Dans ces conditions et pour concilier l’ensemble de ces contraintes, il convient de porter le nombre maximum de sièges en CCIT à 100.Par ailleurs, le nombre de sièges des CCIR est porté de 100 à 120 pour faciliter une meilleure représentation des CCIT, notamment dans les futures grandes régions comprenant de nombreuses CCIT.

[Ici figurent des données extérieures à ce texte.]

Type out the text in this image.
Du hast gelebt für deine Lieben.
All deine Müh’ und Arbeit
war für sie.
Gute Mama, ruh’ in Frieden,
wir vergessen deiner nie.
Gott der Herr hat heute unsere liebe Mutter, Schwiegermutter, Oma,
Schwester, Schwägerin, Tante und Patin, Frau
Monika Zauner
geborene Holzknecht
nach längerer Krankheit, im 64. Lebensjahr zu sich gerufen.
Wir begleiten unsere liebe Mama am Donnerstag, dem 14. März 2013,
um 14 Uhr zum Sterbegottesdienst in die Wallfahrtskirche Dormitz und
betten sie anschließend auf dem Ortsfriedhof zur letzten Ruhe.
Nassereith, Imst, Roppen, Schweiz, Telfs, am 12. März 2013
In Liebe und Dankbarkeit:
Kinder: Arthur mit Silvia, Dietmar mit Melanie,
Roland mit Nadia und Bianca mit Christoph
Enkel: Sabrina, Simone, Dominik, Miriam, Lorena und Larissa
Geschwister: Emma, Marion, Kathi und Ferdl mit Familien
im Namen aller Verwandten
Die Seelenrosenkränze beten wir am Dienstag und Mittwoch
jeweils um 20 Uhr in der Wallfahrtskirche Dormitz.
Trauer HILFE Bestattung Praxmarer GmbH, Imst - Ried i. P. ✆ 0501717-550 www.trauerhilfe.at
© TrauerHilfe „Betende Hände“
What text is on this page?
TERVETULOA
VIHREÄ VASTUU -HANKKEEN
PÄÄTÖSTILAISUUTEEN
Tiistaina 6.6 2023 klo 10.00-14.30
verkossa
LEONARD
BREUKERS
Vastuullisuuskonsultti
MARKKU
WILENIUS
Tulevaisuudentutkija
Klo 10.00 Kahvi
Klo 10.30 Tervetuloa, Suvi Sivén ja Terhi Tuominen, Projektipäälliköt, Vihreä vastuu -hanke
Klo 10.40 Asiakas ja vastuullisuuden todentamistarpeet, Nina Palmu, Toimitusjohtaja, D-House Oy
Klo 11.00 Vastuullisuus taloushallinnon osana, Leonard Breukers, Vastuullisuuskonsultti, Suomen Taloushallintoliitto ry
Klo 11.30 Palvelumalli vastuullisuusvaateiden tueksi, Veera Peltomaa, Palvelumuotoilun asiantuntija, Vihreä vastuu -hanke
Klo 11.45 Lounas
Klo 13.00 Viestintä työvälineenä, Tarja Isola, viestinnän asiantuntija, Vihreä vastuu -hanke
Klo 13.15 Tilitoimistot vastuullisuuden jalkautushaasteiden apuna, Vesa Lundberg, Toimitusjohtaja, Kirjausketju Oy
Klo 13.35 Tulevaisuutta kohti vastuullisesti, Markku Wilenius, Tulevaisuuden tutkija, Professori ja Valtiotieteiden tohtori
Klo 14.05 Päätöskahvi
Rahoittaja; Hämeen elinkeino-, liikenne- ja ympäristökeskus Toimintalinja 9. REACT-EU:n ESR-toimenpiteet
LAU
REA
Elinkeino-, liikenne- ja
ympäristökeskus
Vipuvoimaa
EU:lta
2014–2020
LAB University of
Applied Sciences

Cette augmentation, qui n’a aucune incidence financière, est rendue nécessaire pour faciliter les fusions de CCI, fusions qui s’inscrivent dans l’objectif de rationalisation du réseau porté par le présent projet de loi. Elle n’a toutefois pas vocation à se pérenniser dans le temps mais seulement à permettre, pour les CCI qui seront installées pour la prochaine mandature (2017-2022), une bonne conciliation des règles régissant la composition des CCIT et CCIR.
Dans ces conditions, le Gouvernement va procéder à une refonte de ces règles, qui sont d’ailleurs de nature réglementaire et feront l’objet d’un déclassement, afin que le nombre d’élus puisse être diminué à l’issue de la prochaine mandature.